What is it about the South? It seems like wherever you travel, you run into folks from “home.” Maybe we find each other because our accents stand out or because we aren’t afraid to talk to strangers, even though our mothers told us not to.
On a trip to Europe a few years ago, my friend Kim Este’ literally ran into the dad of one of our friend’s from Mississippi at the VATICAN! We were standing in line to get something to eat and Kim bumped into him – had to apologize – and then realized who he was! What are the chances of bumping into someone from home at the Vatican?
Same trip…also at the Vatican…we hear the laughter of young girls and look up to see a group from Clarksdale, Mississippi, the hometown of my friend Susan. We spent at least 30 minutes talking to these girls about who their mamas were, what sorority they had pledged, and all those questions we ask each other in the South.
As we were leaving Rome a day or two later, we ran into a group from LSU! While the Tigers from LSU are great rivals back home, seeing an LSU t-shirt in Rome breaks down all SEC barriers and we were immediately friends. Also on that trip, on the subway in London, a young boy from Alabama overheard us talking about Mississippi and asked if we listed to Paul Ott on the radio. He was a big fan of Listen to the Eagle back in the states. Paul Ott is the uncle of my friend Kim. Small world indeed.

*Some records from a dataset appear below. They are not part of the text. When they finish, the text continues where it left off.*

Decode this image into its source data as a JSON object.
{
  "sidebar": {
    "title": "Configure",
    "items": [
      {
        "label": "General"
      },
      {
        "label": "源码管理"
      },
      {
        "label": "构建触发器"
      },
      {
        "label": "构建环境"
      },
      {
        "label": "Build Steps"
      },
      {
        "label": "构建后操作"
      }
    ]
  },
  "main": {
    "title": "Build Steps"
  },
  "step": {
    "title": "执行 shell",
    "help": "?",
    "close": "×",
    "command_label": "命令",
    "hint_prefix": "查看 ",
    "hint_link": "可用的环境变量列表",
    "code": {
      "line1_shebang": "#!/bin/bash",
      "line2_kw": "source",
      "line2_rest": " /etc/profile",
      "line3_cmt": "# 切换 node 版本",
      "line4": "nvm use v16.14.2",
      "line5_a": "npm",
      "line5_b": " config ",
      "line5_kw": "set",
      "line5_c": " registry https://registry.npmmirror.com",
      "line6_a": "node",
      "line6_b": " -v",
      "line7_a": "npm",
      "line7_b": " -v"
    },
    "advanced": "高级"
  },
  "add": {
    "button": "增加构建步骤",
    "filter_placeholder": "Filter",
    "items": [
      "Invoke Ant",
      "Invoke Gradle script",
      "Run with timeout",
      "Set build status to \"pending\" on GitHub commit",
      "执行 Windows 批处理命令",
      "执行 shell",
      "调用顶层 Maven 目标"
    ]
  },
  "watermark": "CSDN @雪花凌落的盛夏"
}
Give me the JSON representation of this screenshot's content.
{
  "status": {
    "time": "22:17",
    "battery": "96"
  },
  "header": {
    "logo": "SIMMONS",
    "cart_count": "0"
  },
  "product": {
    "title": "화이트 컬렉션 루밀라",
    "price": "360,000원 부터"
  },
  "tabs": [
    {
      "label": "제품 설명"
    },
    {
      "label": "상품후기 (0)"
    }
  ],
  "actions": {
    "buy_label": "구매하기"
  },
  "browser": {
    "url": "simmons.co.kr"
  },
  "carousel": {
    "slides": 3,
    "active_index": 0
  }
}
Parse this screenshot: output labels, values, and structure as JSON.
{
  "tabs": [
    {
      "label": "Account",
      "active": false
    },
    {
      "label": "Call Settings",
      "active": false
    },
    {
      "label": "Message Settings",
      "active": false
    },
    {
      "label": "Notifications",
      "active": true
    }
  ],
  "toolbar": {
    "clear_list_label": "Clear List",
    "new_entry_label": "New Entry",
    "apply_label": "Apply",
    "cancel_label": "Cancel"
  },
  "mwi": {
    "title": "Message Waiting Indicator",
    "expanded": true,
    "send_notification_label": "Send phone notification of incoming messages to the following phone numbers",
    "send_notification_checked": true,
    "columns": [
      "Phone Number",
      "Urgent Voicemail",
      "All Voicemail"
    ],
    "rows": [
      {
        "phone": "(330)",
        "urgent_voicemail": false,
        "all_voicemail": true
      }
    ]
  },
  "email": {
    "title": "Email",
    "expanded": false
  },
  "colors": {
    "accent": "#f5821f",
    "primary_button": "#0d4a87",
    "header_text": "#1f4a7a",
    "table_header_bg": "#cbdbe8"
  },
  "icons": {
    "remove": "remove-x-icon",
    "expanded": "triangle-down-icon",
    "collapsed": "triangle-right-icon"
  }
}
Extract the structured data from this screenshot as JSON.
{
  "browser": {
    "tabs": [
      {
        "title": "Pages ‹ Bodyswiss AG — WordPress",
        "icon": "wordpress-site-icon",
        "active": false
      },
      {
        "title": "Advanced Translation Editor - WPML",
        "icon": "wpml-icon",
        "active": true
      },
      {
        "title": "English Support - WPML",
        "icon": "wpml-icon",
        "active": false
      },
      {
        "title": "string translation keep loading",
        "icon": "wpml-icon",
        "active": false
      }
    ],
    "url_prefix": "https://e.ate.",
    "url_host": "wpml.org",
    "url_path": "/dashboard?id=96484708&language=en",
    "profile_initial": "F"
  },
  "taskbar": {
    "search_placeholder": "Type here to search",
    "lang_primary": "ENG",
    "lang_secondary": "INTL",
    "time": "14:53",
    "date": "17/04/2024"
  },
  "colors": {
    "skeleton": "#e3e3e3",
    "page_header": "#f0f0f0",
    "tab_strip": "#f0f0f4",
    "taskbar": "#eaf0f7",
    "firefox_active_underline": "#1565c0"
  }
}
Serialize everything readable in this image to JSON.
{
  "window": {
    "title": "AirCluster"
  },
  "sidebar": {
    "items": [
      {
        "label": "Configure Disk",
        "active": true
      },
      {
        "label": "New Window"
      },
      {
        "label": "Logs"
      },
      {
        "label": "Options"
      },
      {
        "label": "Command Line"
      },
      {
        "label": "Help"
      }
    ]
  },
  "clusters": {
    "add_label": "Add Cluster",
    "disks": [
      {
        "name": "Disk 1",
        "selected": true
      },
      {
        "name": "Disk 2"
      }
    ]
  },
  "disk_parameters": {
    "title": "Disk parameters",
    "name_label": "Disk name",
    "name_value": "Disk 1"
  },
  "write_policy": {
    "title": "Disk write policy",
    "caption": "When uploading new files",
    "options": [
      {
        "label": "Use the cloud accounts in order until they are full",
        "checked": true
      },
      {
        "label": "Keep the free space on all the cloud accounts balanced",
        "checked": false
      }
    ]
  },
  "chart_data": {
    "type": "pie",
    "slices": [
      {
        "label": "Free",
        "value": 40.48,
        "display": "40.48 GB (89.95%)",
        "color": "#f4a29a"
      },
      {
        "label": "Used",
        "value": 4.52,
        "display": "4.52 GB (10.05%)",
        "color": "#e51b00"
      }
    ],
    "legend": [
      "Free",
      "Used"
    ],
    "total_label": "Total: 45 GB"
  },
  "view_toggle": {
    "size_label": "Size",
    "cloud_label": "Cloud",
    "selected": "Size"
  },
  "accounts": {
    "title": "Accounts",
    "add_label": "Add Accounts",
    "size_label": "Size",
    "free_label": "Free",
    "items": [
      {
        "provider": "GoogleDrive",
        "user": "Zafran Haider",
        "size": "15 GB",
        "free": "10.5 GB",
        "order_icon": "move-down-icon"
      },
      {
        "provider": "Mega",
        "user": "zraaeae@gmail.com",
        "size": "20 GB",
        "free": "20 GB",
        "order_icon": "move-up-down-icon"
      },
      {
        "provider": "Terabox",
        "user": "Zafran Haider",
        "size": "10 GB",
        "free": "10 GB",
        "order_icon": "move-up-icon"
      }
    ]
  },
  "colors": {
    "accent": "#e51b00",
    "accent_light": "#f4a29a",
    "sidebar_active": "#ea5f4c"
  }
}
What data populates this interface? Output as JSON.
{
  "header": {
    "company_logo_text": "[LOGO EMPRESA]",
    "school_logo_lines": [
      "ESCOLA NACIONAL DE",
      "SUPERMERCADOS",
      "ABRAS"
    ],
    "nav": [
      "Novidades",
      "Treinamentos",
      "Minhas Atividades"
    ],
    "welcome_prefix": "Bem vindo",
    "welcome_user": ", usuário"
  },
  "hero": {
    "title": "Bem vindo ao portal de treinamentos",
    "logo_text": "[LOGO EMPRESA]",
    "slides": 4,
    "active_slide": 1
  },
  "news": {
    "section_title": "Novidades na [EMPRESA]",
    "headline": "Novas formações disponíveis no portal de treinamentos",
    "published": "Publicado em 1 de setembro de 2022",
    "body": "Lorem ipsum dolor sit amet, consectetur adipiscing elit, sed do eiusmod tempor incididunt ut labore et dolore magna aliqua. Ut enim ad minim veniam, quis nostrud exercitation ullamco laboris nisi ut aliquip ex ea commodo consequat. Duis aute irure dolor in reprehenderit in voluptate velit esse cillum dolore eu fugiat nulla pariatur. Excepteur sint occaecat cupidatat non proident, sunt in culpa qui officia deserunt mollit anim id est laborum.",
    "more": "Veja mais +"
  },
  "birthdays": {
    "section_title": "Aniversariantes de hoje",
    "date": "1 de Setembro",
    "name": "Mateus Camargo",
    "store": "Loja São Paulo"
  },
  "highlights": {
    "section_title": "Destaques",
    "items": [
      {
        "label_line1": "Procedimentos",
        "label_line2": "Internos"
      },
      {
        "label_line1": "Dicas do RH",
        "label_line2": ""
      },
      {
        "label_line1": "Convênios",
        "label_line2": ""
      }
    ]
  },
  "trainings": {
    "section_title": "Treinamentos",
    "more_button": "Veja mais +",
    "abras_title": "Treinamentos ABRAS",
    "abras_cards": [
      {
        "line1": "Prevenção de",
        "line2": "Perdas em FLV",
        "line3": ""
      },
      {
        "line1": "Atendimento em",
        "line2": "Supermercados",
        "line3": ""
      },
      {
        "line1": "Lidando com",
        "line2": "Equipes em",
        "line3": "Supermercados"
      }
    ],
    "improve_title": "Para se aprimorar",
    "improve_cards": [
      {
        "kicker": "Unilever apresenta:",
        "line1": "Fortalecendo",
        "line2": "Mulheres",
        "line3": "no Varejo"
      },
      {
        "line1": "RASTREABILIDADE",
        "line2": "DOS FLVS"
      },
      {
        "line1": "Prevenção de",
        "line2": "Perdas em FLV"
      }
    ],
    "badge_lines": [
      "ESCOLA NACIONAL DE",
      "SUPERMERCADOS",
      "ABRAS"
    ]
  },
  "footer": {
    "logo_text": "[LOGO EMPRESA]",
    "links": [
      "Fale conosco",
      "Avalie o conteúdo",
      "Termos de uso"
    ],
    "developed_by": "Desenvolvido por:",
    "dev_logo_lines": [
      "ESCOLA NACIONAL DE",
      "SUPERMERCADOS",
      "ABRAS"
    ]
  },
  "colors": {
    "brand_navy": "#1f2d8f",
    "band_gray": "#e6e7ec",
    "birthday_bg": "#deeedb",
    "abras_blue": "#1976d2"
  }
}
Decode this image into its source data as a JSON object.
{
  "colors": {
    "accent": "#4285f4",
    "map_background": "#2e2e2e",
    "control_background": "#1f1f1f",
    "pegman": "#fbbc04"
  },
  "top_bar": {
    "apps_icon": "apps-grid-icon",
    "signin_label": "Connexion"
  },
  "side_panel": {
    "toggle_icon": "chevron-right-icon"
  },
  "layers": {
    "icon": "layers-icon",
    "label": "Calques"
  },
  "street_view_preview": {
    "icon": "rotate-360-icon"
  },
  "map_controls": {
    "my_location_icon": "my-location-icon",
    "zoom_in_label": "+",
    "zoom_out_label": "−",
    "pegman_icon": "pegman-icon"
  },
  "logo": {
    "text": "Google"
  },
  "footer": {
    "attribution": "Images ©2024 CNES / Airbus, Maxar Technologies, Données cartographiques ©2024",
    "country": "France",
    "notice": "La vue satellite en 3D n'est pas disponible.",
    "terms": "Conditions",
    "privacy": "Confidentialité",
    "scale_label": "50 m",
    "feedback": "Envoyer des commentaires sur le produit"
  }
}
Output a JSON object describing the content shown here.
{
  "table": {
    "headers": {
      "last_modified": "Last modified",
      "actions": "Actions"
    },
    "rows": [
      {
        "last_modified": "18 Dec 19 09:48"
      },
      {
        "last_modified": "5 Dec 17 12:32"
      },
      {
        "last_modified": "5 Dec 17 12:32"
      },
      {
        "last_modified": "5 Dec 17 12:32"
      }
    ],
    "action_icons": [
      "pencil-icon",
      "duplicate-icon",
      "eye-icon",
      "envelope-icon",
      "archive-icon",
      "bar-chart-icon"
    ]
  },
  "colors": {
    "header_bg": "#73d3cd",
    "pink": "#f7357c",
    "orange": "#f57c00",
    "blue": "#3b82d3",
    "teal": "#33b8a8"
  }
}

As my husband and I have made Arkansas our home, I’ve realized just how small a world this really is. Mississippi feels like a long way away, but I’ve been amazed at how many friends we have here who have connections to that state. All of them know people we know and all of them seem to understand we have a unique bond, just by virtue of where we are from. What is it about the South that makes us that way? I’m thankful for it, whatever it is; that thing that makes us all kinfolk in this small, small world.